Sur un banc du Refuge, Philippe et Lucienne causaient du passé.

Dehors, la neige et le vent brossaient les hautes fenêtres sans rideaux. A la table du comité, on inscrivait les derniers réfugiés, qui se chauffaient par petits groupes, en attendant l’heure du départ. Assis l’un près de l’autre, Lucienne et Philippe se rappelaient le temps des désirs et des espérances, les rêves et les ambitions qui les avaient tourmentés.

En ce temps-là, ils pensaient surtout au bonheur, à se réaliser le plus complètement possible, à vivre leurs idées, à les continuer par l’action.

À cette heure, dans ce préau de misère, où la souffrance d’autrui les avait détournés d’eux-mêmes, ils ne songeaient plus au bonheur, ni à leur inquiète personnalité, toujours en désaccord avec les circonstances.
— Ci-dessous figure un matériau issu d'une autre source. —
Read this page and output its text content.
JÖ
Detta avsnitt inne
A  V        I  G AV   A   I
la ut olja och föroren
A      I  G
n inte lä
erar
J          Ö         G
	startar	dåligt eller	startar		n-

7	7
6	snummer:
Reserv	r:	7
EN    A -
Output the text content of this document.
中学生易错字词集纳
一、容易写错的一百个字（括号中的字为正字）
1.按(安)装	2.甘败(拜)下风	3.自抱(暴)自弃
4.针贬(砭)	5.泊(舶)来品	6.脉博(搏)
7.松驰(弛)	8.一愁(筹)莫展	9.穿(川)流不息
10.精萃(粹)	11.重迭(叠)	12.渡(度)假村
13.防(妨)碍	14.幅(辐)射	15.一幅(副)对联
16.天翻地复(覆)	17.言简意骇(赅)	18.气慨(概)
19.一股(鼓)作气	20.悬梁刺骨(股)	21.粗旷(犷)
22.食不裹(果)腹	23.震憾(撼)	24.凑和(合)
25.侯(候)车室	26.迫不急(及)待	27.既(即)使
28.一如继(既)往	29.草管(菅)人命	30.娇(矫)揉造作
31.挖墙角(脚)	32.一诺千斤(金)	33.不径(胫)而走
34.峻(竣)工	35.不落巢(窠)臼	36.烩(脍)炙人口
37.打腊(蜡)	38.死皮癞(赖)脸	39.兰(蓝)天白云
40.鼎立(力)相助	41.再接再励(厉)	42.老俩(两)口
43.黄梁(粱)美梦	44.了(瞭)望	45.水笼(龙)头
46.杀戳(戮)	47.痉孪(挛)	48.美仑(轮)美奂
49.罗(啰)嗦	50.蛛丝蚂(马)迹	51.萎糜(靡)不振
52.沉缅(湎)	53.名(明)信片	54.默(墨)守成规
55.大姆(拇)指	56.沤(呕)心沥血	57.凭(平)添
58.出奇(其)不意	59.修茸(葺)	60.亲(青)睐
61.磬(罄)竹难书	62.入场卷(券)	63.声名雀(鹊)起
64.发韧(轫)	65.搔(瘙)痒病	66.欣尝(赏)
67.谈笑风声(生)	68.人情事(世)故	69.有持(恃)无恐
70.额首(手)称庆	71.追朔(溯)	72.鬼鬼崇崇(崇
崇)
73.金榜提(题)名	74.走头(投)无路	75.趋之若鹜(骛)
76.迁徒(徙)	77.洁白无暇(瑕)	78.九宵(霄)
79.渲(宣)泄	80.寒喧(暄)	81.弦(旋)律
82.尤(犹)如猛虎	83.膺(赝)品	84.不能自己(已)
Un accablement succédait à l’agitation des jours passés, et ils se retrouvaient si différents de ce qu’ils étaient naguère, qu’ils s’étonnaient à parler de leur idylle à Gerseau, comme de souvenirs d’un autre monde. Cela semblait si loin déjà ! Et que la mélancolie, dont ils souffraient alors, leur apparaissait maintenant puérile.

Pris dans le tourbillon d’événements où le destin de l’Europe se trouvait emporté, ils ne se croyaient plus au centre de l’univers ; la grandeur du cataclysme leur donnait un sentiment nouveau : celui de la perspective, qui leur avait toujours manqué. Et, perdus dans une cohue mouvante, ils se sentaient si minuscules que leurs désirs, leur volonté, leur vie même n’avait pas plus d’importance qu’une ondulation dans le courant d’un fleuve.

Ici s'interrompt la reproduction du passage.